Fueron dos minutos, apenas dos minutos, pero que para aquel mozo experimentado que recibió al Presidente deben haber sido una eternidad. Porque cuando Piñera, quien ya era habitué del local mucho antes de ganar la elección de enero, le preguntó qué podía cenar, el pobre funcionario, entre descolocado y nervioso, le respondió que la cocina estaba cerrada y gran parte del personal se había retirado, pero que vería lo que se podía hacer.
Obviamente el garzón voló, pero tampoco estaba diciendo ninguna mentira. La cocina de verdad estaba apagada y sola. También pasó raudo por los camarines, pero nada. A esa altura de la velada casi todo el personal se había retirado, incluyendo a los importantes cocineros. Así que tragando saliva y buscando la frase más amigable que pudo, tuvo que regresar a explicarle a Piñera que no lo podía atender porque no había nadie que le preparara ni siquiera un sándwich.

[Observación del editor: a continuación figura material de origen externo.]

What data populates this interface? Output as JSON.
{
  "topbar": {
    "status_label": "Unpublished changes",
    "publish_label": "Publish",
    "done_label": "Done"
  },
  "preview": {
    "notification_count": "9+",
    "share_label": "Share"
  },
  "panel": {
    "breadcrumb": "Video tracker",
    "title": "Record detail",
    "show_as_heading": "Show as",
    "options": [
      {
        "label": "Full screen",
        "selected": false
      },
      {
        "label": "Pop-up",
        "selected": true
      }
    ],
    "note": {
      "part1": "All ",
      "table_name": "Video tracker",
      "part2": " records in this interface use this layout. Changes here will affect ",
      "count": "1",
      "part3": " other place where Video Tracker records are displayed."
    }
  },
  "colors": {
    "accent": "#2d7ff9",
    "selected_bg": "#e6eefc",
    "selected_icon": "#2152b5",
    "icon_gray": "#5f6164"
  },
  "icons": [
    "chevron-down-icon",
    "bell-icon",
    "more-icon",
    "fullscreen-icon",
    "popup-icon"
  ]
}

El momento pudo haber sido tenso. Cuántas cosas habrán pasado por la cabeza del Presidente. Cómo no hay un pancito con mantequilla, alguna cecina, lo que fuera. Pero él y su ministro se rieron y se lo tomaron con humor. Fuen entonces cuando se acercaron a saludar a la mesa de sus amigos y bromearon con ellos algunos segundos. Luego se retiraron tan rápido como llegaron.

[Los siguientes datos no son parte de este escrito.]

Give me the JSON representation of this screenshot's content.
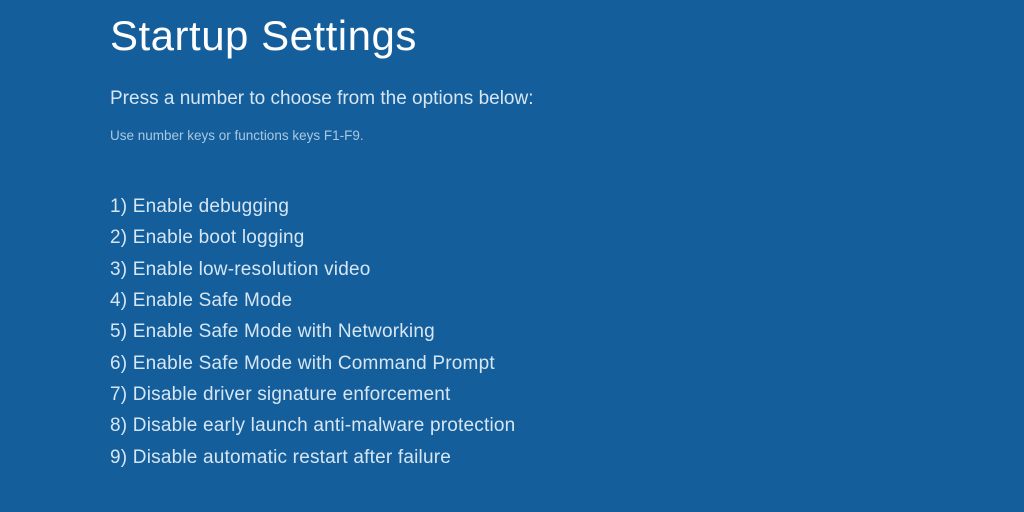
{
  "title": "Startup Settings",
  "subtitle": "Press a number to choose from the options below:",
  "hint": "Use number keys or functions keys F1-F9.",
  "options": [
    "1) Enable debugging",
    "2) Enable boot logging",
    "3) Enable low-resolution video",
    "4) Enable Safe Mode",
    "5) Enable Safe Mode with Networking",
    "6) Enable Safe Mode with Command Prompt",
    "7) Disable driver signature enforcement",
    "8) Disable early launch anti-malware protection",
    "9) Disable automatic restart after failure"
  ]
}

Como se presumirá, a la jornada siguiente fue el tema del día en el restaurante, que de inmediato, y no sin alguna cuota de molestia, manejó su dueño, Felipe Mangini.
«Yo no estaba presente en ese minuto, pero desgraciadamente todo fue un malentendido. El señor Piñera ha venido varias veces, es cliente y nos conoce. Sabe que somos bien alemanes y que a veces cerramos más temprano, como aquel martes, cuando ya quedaban sólo dos mesas, que además habían cancelado su cuenta, y la mayor parte del personal se había retirado».
-¿Debe haber sido algo incómodo para ustedes?
-La verdad es que me da lata, porque más allá de que al Presidente se le explicó que la cocina estaba cerrada, creo que no reaccionamos de la forma adecuada. De todos modos, quiero aclarar que aquí no ha habido ninguna represalia hacia nuestro personal. Hace muchos años que todos ellos trabajan con nosotros, no han volado cabezas ni tampoco van a volar. Sí, en cambio, tuvimos una buena conversación para hacernos una autocrítica, porque era la primera vez que el señor Piñera venía como Presidente y se desperdició la ocasión. Fue un minuto en que quedamos en blanco y no supimos hacer el click adecuado.
-¿Han tratado de contactarlo después del impasse?
-Por supuesto. Le enviamos una carta formal a La Moneda ofreciéndole todas nuestras disculpas, que esperamos le llegue a sus manos. Y si no tenemos respuesta, se la haremos llegar a su domicilio.
El empresario Pedro Pablo Díaz, uno de los mejores amigos del Presidente Piñera, aclara la forma como él reacciona ante estas situaciones.
«Lo primero que debo decir es que yo no estaba presente, así que no me consta que la escena haya ocurrido tal como se ha comentado. Pero si así fuera, te aseguro que el Presidente es una persona muy sensata. Él puede tener muchos defectos, como cualquiera de nosotros, pero en ningún caso es revanchista ni rencoroso. Al contrario. Si efectivamente no lo pudieron atender él se lo tomó con humor, se fue sin problemas y asunto acabado».